Which is fair play, but my current goal was to use openGL to learn the basics and move on to vulkan to get access to the sweet promise of multi queues for parallel submission. So, I didn’t want this sort of api for my rendering pipeline. But, while writing more of my engine to use my naive approach, I realized I was doing the same thing multiple times. Fetch the resource handle -> write data -> in render loop use data to make the draw call. Now, I was manually writing this, and there’s a lot of resources that are used by multiple draw calls, and very often. So, this by default looked like a DAG problem to me from my earlier [[Penny]] work (TODO: shill it with a link here). If I could define the unit of work as a node, and the dependencies as edges, I would be able to build out a graph, and right before making the draw calls, sort it for optimization! This seemed like a revelation and lo and behold! This idea (albeit way better and way more thought out) has a name! The render graph. I was estatic that I was able to come to this idea (sort of) on my own, and validated by engines as a valid orchestration layer.
So, naturally I wanted to look at how the great engines do it, so I went to the forge’s github, to get some insight. and that’s where I came across this: https://github.com/ConfettiFX/The-Forge/issues/171. Now, the great wolfgangfengel (loved his book series btw, can’t recommend it enough. It’s how I learnt about SVOs and the wonderful world of morton encoding), has a comment towards the bottom that said “With a GPU-driven renderer, you do not make many draw calls.” and “It was a good idea 10+ years ago. (This one stung, ngl)”. With a GPU-driven renderer, you do not make many draw call? I’m not joking when I say, this revelation actually shook me. All the resources I’ve been seeing just have draw calls, and maybe deferred vs forward rendering, and I thought that was advanced, and that AAA studios just have really tight optimizations to improve performance. Man, was I wrong.
The Paradigm shift
So, based on my research, Gpu driven rendering uses SSBOs and frustrum culling heavily, to reduce CPU sync overhead. Traditional Uniform have a size limit of ~16kb, UBO = 64kb, but SSBOs limit is the VRAM limit(sorta). AND it’s read and write data. So, modern renderers, upload what they need to the GPU, and a compute shader /kernel generate draw commands. That’s a completely different game, one that I didn’t remotely even see coming. since visibility check is embarrisingly parallel, this makes it the perfect use for frustrum culling. My chunking logic to reduce O(n) over all of my tiles, cannot realistically compare in terms of parallelism or bandwidth, even with 32 threads. This pipeline makes the CPU the policy setter , while the GPU solely becomes responsible for handling all computation regarding geometry, with minimal data sync between the 2. Now, the CPU side only (post initial upload) needs to worry about telling the GPU about the data that changed.
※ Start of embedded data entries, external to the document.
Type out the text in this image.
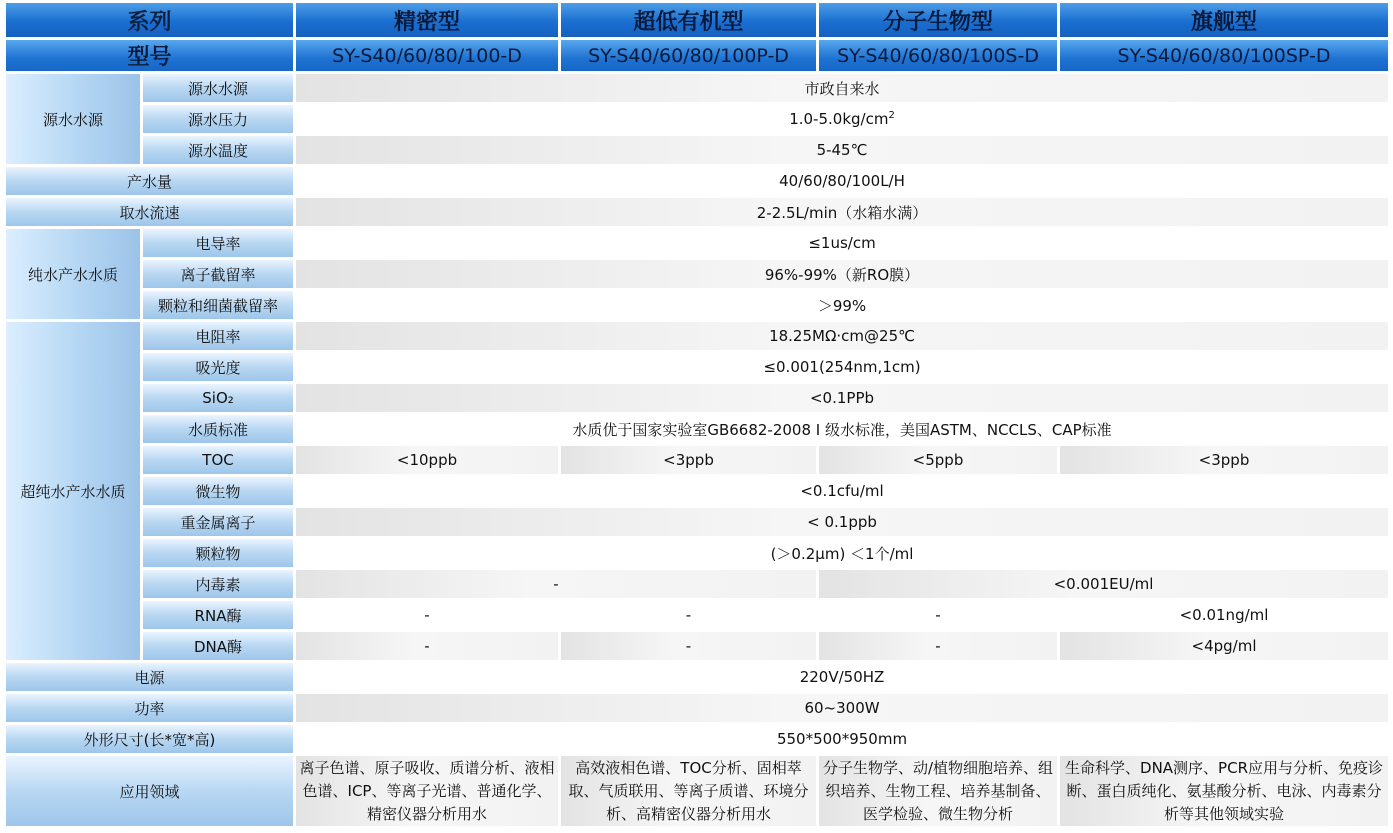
系列		精密型	超低有机型	分子生物型	旗舰型
型号		SY-S40/60/80/100-D	SY-S40/60/80/100P-D	SY-S40/60/80/100S-D	SY-S40/60/80/100SP-D
源水水源	源水水源	市政自来水			
	源水压力	$1.0-5.0kg/cm^2$
	源水温度	5-45℃			
产水量		40/60/80/100L/H			
取水流速		2-2.5L/min（水箱水满）			
纯水产水水质	电导率	≤1us/cm			
	离子截留率	96%-99%（新RO膜）			
	颗粒和细菌截留率	＞99%			
超纯水产水水质	电阻率	18.25MΩ·cm@25℃			
	吸光度	≤0.001(254nm,1cm)			
	SiO₂	<0.1PPb			
	水质标准	水质优于国家实验室GB6682-2008 I 级水标准，美国ASTM、NCCLS、CAP标准			
	TOC	<10ppb	<3ppb	<5ppb	<3ppb
	微生物	<0.1cfu/ml			
	重金属离子	< 0.1ppb			
	颗粒物	(＞0.2μm) ＜1个/ml			
	内毒素	-		<0.001EU/ml	
	RNA酶	-	-	-	<0.01ng/ml
	DNA酶	-	-	-	<4pg/ml
电源		220V/50HZ			
功率		60~300W			
外形尺寸(长*宽*高)		550*500*950mm			
应用领域		离子色谱、原子吸收、质谱分析、液相色谱、ICP、等离子光谱、普通化学、精密仪器分析用水	高效液相色谱、TOC分析、固相萃取、气质联用、等离子质谱、环境分析、高精密仪器分析用水	分子生物学、动/植物细胞培养、组织培养、生物工程、培养基制备、医学检验、微生物分析	生命科学、DNA测序、PCR应用与分析、免疫诊断、蛋白质纯化、氨基酸分析、电泳、内毒素分析等其他领域实验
So, with good map design, like breaking line of sight, tall structures, broader geometry etc. You can render beautiful scenes, while offloading the massive compute to the GPU.
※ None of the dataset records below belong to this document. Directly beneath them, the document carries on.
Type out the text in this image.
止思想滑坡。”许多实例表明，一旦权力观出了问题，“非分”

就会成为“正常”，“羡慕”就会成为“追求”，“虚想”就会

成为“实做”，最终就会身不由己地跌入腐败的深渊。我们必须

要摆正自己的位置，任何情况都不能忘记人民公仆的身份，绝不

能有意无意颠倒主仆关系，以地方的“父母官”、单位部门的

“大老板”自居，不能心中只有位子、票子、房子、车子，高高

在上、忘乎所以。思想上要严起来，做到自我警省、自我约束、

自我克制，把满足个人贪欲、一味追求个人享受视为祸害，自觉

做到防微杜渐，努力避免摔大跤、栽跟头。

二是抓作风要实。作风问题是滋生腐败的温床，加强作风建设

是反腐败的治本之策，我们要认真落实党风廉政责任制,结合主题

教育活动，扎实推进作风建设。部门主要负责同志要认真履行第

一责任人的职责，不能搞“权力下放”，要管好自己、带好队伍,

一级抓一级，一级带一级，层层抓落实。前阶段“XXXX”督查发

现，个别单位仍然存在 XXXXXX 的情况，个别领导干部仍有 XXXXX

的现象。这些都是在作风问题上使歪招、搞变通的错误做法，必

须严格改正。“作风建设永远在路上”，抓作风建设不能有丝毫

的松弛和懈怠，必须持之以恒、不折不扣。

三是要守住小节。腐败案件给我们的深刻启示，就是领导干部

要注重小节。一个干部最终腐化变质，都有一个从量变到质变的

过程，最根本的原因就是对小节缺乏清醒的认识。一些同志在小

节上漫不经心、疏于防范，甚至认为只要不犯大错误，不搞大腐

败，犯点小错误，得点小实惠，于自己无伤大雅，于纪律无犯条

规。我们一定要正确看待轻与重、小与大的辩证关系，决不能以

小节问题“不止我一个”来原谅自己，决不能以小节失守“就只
Now, I imagine this isn’t a silver bullet. The CPU still needs to define barriers and such, along with orchestrating data uploads, so I don’t imagine RenderGraph on the CPU side is useless, but I can definitely see how AAA games are able to achieve the visual fidelity, which I had a massive misconception about.
The mental model revision
What finally clicked for me through this intense journey is that this isn’t just an optimization. It’s a role reversal. The CPU stops being the thing that decides what gets drawn, it can focus on game logic, state machines and gameplay mechanics, and just sets policy.
The GPU becomes responsible for what is shown in this frame.